Human beings are in a constant state of coming into being; pressures from without affect the individual and collective pysche and are expressed through attitudes and behaviour. The role of the artist is to throw light on this process and its inherent dialectic and then, through the manipulation of material, point towards transcendance. In this sense art is therapeutic, didactic and progressive.
In this series of Retablos Mariana Alzamora investigates the theme of personal transformation; hence the title of this exhibition, Ecdysis, which describes the casting off of an outworn and constrictive skin to allow for growth. The metaphor is apt; everything she creates
is related to her own experience but at that deep level which ensures its universality.
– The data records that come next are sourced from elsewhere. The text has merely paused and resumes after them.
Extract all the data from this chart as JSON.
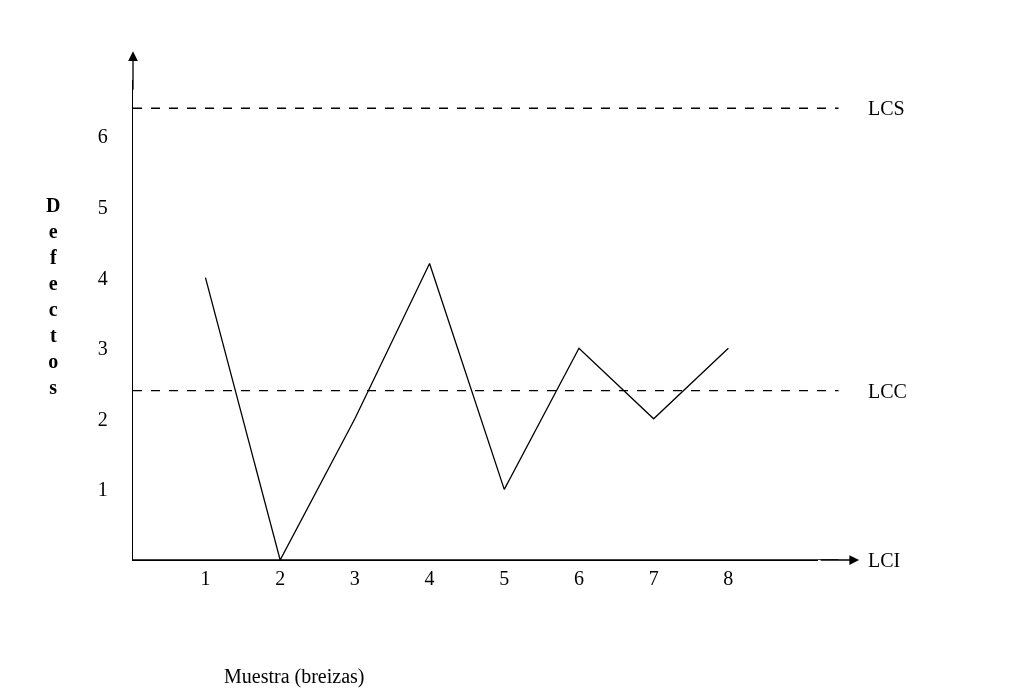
{
  "chart_data": {
    "type": "line",
    "xlabel": "Muestra (breizas)",
    "ylabel": "Defectos",
    "categories": [
      "1",
      "2",
      "3",
      "4",
      "5",
      "6",
      "7",
      "8"
    ],
    "series": [
      {
        "color": "#000000",
        "values": [
          4,
          0,
          2,
          4.2,
          1,
          3,
          2,
          3
        ]
      }
    ],
    "ylim": [
      0,
      6.8
    ],
    "yticks": [
      1,
      2,
      3,
      4,
      5,
      6
    ],
    "ref_lines": [
      {
        "axis": "y",
        "value": 6.4,
        "label": "LCS",
        "line_style": "dashed",
        "color": "#000000"
      },
      {
        "axis": "y",
        "value": 2.4,
        "label": "LCC",
        "line_style": "dashed",
        "color": "#000000"
      },
      {
        "axis": "y",
        "value": 0,
        "label": "LCI",
        "line_style": "solid",
        "color": "#000000"
      }
    ],
    "marker": "none",
    "line_style": "solid"
  }
}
It is appropriate that she uses the retablo as a container for her vision since traditionally it is a piece of sacred furniture situated behind an altar to illustrate some aspect of the divine. These beautifully constructed boxes contain the parables of spiritual evolution, yet while they are explicit - the body hovering over the cast off skin, the broken wing , the stages of our physical life - they operate beyond the territory of rational explanation and her gifts as a constructor carry them into the powerful domain of poetry.
A great deal of present day Art reflects on the ills that surround us rather than dealing with those underlying fears that prevent us from challenging the root causes of the problem. In doing so it merely supports a feeling of virtuous negativity that leads nowhere and in fact causes a deeper sense of imprisonment. The work of Mariana Alzamora deliberately contradicts this tendancy, it shows us that we need not accept the constraints of accepted belief but be prepared to shed our skin and be faithful to our particular destiny.
The exhibition 'Ecdysis' opens on the 3rd of September at Galería Sa Tafona, La Residencia, Deia
at 8.00 pm and continues until the 15th of September.
Saturday, 24 July 2010
This loose leaved book with eight etchings was inspired by the first eight stanzas of Gerard Manley Hopkin's poem 'The Wreck of the Deutschland' and can be viewed by visiting the Sinclair's Press website at www.sinclairspress.com.
Monday, 29 March 2010
Wednesday, 6 January 2010
The composer's eyes are firmly closed; turned inwards, they refuse the distraction of sight. For him the trees, the bushes and the winding paths of the Luxembourg Gardens don't exist; He's intent on listening to his inner voice. It's October and I'm passing the time between a visit to the Zadkine Museum and a dealer in Rue Echaude. The bronze bust of Beethoven by Bourdelle .... I take his likeness on trust as I do Caesar's but only because I come to his greatness and suffering as I do the latter's martial grandeur with the preconceptions that their fame has fostered. There's such severity in his expression, a denial of ephemeral matters that is the hallmark of genius. He strains to transcend the boundary imposed by his deafness to create a dissonance that will break through the platitudes of his time.
The old painter's eyes are wide open, they gaze at you and through you. On the other side of the high vaulted room is his painting of blind Homer clothed in gold. Saskia is long since dead and Rembrandt will outlive his son Titus and his beloved Hendrikje Stoffels. He has known great success and finally a crippling bankruptcy; markets have always been fickle and he invested badly and extravagently. He looks very old yet he's barely sixty. Just look at the way he's painted this penultimate self-portrait; the brushstrokes are so slight yet their effect tremendous. The painter's eye is deeper than the well of Democritus; it tells the density of his experience and a harder won acceptance.
Both Rembrandt and Beethoven saw things clearly. They didn't pass over the world's pain with easy idealism; instead they welded their personal struggle into a vision of Man's transformation. That's why both the bronze head in the Luxembourg Gardens and the painted image in the Mauritshuis are my particular beacons in these difficult times.